4. Olayı tersinden düşünelim: çirkin bir kadınla çıkıyorsunuz ve kadına “çok güzelsin” dediğinizi var sayalım. Kadın bundan biraz hoşlanacak ama bu iltifatın gerçek olmadığını içinden bilecektir. Girdiği her sınavdan başarısız olmuş bir öğrenciye yine de başarılı olduğunu söylemek ne kadar akla yakınsa, çirkin bir kadına güzel olduğunu söylemek de o kadar akla yakındır. Sınavlardan başarısız olmuş çocuğa ‘başarılı’ olduğunu söylemek, çocuğun moralini düzeltmeyecek veya bu iltifat onu mutlu etmeye yetmeyecektir. Çünkü çocuk, kesinlikle başarısız olduğunun farkındadır ve ona edilen bu iltifatın sahte olması, paradoksal olarak, çocukta daha büyük bir üzüntüye yol açacaktır. Başarısız olduğu biline biline çocuğa başarılı muamelesi yapılması, neticede alttan alta çocuktan asıl istenenin başarı (onun başaramadığı ‘şey’) olduğunu deşifre etmektedir. Aynı şekilde çirkin bir kadına güzel olduğunun söylenmesi güzelliğe önem atfedildiğinin belirtisidir, siz güzel olmadığınızı bilmenize rağmen, dışarıdan biri ısrarla size güzel muamelesi yaparsa, çirkinlik ve güzellik gibi dışarıdan verilen bu özelliklerin sizin dışınızda konumlanmasına neden oluyorsunuz demektir. Böylece çirkin kadın, kendisinin sorumlu olmadığı bir konumda bile, güzel tarafa aitmiş gibi yorumlanma gafletine düşer. Oysa güzel olsa bile, bir nevi, çirkin olmaktan bir farkı olmayacaktır bunun. 

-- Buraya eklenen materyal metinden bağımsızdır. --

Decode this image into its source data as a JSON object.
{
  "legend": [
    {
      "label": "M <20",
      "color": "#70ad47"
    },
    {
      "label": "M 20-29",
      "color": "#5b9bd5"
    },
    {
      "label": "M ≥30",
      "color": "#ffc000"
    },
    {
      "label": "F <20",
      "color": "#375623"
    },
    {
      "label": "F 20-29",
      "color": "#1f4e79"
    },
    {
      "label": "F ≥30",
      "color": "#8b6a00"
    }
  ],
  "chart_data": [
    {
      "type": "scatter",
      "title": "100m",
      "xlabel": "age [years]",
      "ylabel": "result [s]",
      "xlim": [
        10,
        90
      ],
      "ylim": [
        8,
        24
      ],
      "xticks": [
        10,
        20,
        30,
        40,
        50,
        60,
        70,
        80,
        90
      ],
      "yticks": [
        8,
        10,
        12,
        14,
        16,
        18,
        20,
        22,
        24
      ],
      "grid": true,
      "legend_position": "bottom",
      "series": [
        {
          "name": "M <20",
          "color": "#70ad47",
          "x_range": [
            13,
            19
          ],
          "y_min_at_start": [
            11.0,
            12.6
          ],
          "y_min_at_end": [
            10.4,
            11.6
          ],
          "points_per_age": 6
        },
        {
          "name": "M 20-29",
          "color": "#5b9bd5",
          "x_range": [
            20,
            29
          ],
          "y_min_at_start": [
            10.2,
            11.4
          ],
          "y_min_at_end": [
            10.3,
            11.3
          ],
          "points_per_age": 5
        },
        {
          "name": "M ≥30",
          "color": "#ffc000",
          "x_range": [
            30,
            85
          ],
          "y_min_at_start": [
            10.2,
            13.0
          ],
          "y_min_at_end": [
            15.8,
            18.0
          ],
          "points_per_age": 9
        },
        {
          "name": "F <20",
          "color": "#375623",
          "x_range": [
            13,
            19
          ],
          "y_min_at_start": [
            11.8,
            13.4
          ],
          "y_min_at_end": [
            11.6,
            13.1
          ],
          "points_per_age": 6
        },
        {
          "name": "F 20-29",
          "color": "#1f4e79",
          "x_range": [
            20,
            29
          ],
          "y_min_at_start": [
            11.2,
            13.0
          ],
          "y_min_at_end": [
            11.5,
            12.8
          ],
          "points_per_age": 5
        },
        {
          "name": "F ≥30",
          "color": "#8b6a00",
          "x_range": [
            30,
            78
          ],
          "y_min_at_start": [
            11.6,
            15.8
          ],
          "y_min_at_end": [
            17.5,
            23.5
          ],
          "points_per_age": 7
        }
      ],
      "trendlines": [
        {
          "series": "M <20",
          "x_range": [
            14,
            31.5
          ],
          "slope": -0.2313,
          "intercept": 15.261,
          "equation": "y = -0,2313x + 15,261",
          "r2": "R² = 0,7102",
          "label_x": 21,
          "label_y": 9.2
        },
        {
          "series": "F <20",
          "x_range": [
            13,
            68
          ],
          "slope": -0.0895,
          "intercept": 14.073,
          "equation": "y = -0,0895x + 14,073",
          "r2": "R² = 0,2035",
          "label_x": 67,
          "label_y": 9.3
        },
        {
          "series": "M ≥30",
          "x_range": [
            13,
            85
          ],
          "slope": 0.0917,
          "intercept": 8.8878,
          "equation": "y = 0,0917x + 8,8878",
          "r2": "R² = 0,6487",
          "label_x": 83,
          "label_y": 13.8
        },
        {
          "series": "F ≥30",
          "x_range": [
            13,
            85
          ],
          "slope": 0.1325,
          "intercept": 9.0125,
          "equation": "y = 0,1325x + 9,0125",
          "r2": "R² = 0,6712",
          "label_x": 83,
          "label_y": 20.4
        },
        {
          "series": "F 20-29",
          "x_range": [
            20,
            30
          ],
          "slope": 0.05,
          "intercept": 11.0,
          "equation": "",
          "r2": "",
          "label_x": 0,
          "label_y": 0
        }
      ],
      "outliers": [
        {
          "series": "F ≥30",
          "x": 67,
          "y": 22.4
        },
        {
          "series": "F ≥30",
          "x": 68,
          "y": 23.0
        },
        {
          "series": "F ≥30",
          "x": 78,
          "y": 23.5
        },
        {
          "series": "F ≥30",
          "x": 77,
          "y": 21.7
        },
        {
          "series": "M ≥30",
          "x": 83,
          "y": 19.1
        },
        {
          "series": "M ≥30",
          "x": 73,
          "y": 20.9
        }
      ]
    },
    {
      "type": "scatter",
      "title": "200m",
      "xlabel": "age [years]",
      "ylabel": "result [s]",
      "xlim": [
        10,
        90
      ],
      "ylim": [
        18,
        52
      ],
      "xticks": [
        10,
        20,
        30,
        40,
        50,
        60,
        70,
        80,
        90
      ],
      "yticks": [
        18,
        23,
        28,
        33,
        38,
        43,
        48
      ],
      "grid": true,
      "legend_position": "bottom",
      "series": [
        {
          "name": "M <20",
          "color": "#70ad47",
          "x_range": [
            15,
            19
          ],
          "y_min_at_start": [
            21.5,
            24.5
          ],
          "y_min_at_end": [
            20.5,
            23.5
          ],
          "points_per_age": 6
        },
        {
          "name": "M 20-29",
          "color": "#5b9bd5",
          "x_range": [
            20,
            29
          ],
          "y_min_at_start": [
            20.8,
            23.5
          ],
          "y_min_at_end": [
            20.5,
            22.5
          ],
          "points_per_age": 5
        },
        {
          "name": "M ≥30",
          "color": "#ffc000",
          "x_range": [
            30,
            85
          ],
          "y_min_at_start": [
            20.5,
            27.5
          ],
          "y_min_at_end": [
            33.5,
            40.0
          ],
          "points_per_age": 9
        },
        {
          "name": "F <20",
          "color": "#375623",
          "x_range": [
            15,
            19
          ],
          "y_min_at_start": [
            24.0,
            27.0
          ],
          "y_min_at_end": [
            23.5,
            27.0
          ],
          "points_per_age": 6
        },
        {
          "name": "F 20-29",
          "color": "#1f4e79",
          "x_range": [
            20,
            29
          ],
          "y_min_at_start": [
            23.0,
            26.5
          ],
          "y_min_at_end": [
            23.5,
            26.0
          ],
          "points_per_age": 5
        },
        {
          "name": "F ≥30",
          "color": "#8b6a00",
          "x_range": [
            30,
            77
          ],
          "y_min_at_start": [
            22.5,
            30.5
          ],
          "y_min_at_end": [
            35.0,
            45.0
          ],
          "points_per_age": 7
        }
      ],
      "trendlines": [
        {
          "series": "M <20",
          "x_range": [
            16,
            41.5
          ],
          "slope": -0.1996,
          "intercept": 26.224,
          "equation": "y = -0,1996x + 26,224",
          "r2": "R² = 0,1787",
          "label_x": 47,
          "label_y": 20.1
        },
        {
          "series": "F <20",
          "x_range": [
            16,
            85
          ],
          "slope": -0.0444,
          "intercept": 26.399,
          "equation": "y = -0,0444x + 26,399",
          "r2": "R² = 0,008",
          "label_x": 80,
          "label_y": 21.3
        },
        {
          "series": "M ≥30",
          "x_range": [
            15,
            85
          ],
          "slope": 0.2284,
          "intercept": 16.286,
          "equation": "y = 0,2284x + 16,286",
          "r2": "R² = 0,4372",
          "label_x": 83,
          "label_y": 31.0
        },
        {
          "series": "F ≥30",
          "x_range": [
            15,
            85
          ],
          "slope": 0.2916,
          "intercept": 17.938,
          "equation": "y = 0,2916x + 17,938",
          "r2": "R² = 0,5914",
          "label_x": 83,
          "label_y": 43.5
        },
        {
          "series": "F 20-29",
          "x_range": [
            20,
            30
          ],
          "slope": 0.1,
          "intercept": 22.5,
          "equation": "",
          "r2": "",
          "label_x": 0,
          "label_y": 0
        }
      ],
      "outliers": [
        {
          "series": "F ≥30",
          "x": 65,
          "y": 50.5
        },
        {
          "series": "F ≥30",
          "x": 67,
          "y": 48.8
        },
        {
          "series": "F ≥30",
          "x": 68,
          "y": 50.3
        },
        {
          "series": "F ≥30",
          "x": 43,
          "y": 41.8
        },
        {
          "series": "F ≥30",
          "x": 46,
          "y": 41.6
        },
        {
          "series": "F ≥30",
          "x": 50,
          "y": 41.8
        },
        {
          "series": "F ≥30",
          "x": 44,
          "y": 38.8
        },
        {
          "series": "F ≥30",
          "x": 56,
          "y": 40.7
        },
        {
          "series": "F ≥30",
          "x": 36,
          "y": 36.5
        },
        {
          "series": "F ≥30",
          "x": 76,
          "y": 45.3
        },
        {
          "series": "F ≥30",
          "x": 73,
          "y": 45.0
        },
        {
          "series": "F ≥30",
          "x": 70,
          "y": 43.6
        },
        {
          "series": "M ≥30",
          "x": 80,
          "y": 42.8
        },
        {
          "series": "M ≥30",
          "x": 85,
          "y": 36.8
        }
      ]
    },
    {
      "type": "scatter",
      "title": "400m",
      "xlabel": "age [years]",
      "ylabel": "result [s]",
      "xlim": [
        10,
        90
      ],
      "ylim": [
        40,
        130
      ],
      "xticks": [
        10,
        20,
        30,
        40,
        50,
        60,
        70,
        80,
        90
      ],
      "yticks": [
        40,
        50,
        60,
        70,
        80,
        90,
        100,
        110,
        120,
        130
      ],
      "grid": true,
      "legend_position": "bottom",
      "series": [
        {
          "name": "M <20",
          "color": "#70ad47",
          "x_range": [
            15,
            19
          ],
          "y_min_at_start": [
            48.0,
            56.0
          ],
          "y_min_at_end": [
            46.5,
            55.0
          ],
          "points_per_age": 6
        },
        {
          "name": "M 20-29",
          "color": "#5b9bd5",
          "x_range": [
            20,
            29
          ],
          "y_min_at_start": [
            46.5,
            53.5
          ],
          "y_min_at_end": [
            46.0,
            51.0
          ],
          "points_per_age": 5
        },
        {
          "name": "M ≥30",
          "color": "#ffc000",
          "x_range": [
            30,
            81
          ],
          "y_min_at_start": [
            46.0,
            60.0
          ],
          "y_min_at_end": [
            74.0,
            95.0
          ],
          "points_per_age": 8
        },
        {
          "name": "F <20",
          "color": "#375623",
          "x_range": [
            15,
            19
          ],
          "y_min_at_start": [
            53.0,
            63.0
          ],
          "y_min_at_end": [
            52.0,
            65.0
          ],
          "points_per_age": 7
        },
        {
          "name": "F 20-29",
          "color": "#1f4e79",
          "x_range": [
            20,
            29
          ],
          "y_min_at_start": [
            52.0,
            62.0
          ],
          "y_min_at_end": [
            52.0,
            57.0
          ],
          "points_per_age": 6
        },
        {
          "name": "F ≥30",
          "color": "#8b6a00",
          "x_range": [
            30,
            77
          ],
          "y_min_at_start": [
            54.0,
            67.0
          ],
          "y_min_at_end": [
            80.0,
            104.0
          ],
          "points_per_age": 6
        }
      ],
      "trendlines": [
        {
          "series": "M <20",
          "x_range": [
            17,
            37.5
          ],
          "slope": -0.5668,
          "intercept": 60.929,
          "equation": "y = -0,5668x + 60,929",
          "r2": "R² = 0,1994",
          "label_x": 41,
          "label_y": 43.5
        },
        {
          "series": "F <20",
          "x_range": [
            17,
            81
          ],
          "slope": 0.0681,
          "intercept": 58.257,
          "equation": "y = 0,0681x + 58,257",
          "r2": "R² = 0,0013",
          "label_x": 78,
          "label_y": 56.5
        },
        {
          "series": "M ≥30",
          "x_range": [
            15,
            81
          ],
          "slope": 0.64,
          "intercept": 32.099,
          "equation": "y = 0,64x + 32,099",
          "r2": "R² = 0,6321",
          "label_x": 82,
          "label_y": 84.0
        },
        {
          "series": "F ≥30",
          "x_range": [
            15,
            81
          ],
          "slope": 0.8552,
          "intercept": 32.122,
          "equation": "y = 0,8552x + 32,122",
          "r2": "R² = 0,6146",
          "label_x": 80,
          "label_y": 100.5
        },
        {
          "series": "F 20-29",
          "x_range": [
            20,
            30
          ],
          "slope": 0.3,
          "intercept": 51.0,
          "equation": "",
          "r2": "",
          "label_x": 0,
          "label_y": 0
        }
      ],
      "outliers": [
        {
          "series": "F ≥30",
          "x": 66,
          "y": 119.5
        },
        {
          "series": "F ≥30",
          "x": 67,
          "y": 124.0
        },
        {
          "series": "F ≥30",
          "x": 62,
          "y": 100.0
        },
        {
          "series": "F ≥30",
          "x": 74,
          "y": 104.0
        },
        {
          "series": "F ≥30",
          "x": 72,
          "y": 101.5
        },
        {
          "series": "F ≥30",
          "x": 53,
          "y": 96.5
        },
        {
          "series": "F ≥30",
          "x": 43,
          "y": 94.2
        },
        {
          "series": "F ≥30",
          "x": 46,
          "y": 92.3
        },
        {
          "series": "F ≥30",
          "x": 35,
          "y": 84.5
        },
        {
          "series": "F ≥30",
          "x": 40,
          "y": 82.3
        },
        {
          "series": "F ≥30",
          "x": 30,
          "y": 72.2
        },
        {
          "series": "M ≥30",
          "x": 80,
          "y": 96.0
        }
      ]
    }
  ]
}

2. Güzel kadına da çirkin diyemeyiz bu yüzden. Tıpkı çirkin kadının aslında güzel olmadığını bilmesi gibi, güzel kadın da asla çirkin bir kadın olmadığını bilecektir. Onu üzmesi için söylendiğini var saydığımız bu cümlenin etkisi kesinlikle çok düşük olacaktır. 

Buradan çıkan sonuç, bir kadına (veya erkeğe) dış görünüşü hakkında yorum yapmanın imkânsız olduğudur. Bir taşa taş demek gereksizceyse, bir taşa kaya demek de aptalcadır. O halde bir kadına iltifat ederken, onların dış görünüşünden bahsetmektense iç görünüşünden bahsetmek daha mantıklı ve daha sofistike bir yorum olacaktır. Güzel bir kadına çirkin denmesi kadına hemen hiçbir şekilde etki yapmayacakken, güzel bir kadına “akıllı” denmesi onu etkileyebilecektir. Kısa boylu birine kısa boylu olduğunun söylenmesi basit bir gerçeklik tekrarından başka bir şey değilken, ona “kibirli” olduğunun söylenmesi kişinin o kadar basit ve hızlı karar vermesini engelleyecektir. Kadınlar, güzel olduklarının dışında kendileriyle ilgili, kendilerinin bilmedikleri özelliklerini duymak istemelidirler erkeklerden. Çirkin olduğu söylendiğinde üzülen kadınla, güzel olduğu söylendiğinde sevinen kadın arasında bir fark yoktur. Önemli olan bize dışarıdan verilen gerçekliğin kendisi değildir, o gerçekliği bizim nasıl esnetebildiğimizdir. Dolayısıyla gerçeklik dediğimiz şey fazlasıyla sıkıcı olmasına rağmen, dışarıdan hamleye de son derece müsaittir. “Bu bir kedidir” cümlesi nasıl sıkıcı bir gerçeklik cümlesiyse, “çok güzelsin” de bir o kadar sıkıcı bir gerçeklik cümlesidir. Oysa “bu, her yanıma oturduğunda özlediğim her şeyi yanında taşıyan ve benimle telepatik yollarla konuşan bir kedidir” cümlesiyle sıkıcı gerçekliği parçalarız ve onu kendimiz için yeniden kurarız. Gerçeklik dışarıda ve sıkıcıdır. Eğlence ise içeridedir ve her daim baştan kurulabilir.